‘One Mississippi’ Finds Tig Notaro Exploring Grief With Care And Deadpan Humor

Death is never what you expect. Despite what movies and music have told you for decades, the world doesn’t stop turning. When you lose someone close to you, you don’t have the luxury of staying in bed to grieve. Life still keeps marching on, whether you want to go with it or not. Strangers and friends will tell you all about how your person touched their lives; you can choose to believe them or not. Family members will act weird, processing their grief in their own ways. Whether or not the death was expected or a horrible surprise, there is no way to sufficiently prepare. There are no pounding drums or fireworks. Your person is gone, whether you believe life just stops or that they’ve been ushered on to a better place.

While grief is seismic in its own way, on the surface, it is terribly mundane. It is the little, day to day reminders that hurt the most. Their laugh is gone. The way they dance is gone. You probably didn’t even realize that their last words to you were actually their last words. Tig Notaro understands this in a profound way. In her new Amazon series, One Mississippi, when told by her girlfriend, Brooke (Casey Wilson) that she should rest the night before the funeral because “tomorrow is a big day,” Notaro responds in an achingly real way: “It is actually a very small day, because my mother is not in it. Every day from now on will be smaller. The town is smaller. I am smaller.”

Notaro plays a fictionalized version of herself in One Mississippi, turning one hellish year into a profoundly good six episodes. After surviving a horrific bout of cancer that led to a double mastectomy, the Tig of One Mississippi is currently suffering from an acute case of colitis as well as grieving the death of her mother in the pilot episode. As she leaves behind her career as a “story DJ” in L.A. to be with her family in Mississippi, Tig’s pain, both physical and emotional, is apparent immediately. As she shuffles onto screen, her body ravaged by the various diseases trying to kill her and her spirit wounded by such a loss, it’s unclear if this show will be a comedy at all.

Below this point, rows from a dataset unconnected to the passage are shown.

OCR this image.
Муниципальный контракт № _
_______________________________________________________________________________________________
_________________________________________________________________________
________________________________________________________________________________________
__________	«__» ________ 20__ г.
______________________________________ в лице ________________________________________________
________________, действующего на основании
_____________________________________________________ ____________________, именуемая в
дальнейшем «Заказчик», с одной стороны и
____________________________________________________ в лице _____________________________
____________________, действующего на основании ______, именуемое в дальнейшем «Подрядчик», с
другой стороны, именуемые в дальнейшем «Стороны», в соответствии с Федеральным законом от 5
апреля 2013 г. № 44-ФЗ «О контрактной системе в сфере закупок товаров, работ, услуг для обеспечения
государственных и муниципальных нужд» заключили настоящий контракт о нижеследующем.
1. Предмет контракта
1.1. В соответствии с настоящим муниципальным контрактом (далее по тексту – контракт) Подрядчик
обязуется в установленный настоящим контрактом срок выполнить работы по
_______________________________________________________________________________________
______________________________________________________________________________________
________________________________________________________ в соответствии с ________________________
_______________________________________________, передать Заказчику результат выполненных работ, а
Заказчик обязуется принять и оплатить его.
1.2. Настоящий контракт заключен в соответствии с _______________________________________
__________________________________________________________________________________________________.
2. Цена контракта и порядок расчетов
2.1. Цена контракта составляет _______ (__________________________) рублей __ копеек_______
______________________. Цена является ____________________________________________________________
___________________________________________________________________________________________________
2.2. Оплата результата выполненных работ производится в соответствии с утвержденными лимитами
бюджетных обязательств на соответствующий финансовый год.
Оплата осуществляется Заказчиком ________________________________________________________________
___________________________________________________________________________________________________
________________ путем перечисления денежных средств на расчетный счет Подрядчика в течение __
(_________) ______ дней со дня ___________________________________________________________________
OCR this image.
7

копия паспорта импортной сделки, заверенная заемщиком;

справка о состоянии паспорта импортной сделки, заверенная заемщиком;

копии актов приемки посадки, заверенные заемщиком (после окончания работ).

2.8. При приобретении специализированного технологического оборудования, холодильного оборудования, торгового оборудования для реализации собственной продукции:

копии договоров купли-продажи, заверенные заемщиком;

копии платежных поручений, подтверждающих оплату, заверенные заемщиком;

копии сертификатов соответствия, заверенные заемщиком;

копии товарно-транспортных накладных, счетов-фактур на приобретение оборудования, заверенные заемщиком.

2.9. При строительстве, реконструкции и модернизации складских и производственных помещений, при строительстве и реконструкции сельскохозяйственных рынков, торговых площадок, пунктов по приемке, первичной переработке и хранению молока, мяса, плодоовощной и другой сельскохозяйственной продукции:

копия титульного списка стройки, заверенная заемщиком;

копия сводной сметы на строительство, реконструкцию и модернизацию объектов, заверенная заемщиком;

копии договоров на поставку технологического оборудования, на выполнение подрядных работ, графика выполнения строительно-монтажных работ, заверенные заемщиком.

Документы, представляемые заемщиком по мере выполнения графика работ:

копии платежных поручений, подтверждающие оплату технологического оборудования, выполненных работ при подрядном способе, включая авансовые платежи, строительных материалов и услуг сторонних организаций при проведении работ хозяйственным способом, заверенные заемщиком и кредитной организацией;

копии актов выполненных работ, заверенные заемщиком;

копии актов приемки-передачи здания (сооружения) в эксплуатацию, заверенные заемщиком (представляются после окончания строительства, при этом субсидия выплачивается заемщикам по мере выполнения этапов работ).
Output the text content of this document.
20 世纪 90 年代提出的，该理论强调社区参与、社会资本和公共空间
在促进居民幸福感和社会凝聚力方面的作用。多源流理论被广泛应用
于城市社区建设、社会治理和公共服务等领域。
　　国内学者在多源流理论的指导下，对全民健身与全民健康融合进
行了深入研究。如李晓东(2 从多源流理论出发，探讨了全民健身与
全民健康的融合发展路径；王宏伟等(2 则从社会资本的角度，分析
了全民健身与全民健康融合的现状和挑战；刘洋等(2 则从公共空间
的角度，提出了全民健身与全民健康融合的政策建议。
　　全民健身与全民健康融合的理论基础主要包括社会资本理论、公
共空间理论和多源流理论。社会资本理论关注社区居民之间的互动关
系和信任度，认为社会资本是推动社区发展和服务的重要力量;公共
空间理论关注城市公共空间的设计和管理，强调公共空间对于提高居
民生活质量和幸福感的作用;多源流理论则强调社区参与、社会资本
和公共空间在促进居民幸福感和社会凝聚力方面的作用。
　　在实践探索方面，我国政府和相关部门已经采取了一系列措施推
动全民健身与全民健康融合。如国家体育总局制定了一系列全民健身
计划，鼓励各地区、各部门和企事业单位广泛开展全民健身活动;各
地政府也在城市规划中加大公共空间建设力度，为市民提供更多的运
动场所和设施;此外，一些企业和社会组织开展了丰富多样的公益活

It is, and it isn’t. Anyone who has been exposed to Notaro’s stand-up will recognize her wry, deadpan delivery, and it works well here. Notaro co-created One Mississippi with Diablo Cody (Juno, Young Adult). Louis CK (Louie, Horace and Pete) serves as executive producer and Nicole Holofcener (Enough Said, Friends with Money) as director. These are all people who excel at telling sad stories in a knowing and funny way, creators who care for their characters while also allowing them to be unrelentingly flawed.

At its core, One Mississippi is about the different ways people process grief. Tig’s brother Remy (Noah Harpster) chooses to ignore the pain and continue on in his emotionally stunted lifestyle. He will miss his mother, but as long as he can keep living in her attic well into his late thirties and participate in Civil War reenactments on the weekend, his life won’t change that much. Tig reacts with anger and suspicion. Her mother was healthy, until she fell, hit her head, and quietly bled to death while watching Jimmy Kimmel. With a death that strange and seemingly preventable, Tig looks for someone to blame. That someone becomes her stepfather, Bill (John Rothman).

While Notaro is certainly a talented performer and does excellent work, the stand out performance of the series comes from Rothman. Bill is a man who lives by a meticulously planned schedule, and any wavering is seen as a moral failing. While some people fall apart when faced with the after effects of a death, Bill pulls himself together so tightly that you expect the mask to crack at any moment. He also struggles, as many stepparents do, with his role in the lives of Remy and Tig now that they “aren’t legally family” anymore. As he and Tig work through the secrets that come to light and the awkward ache of familial tension, the parent-child bond between these two is one of the most beautifully realistic in recent years. While Tig may not always care about herself, Bill does, whether he wants to admit it or not. His concern over her intestinal pain is touching, and with her mother Caroline (Rya Kihlstedt) no longer around for him to care for, he focuses his energy on Tig’s illness. While his awkwardly formal attempts to help her may not always be appreciated by Tig, their growth towards a more caring relationship is beautiful to witness.

As a comedy, One Mississippi probably won’t often make you laugh out loud. Honestly, you are probably more likely to weep openly about a chair. It’s a profound reflection on the nature of grief and growing older, however, and one that shouldn’t be missed.

All episodes of One Missippi‘s first season are available now via Amazon Prime.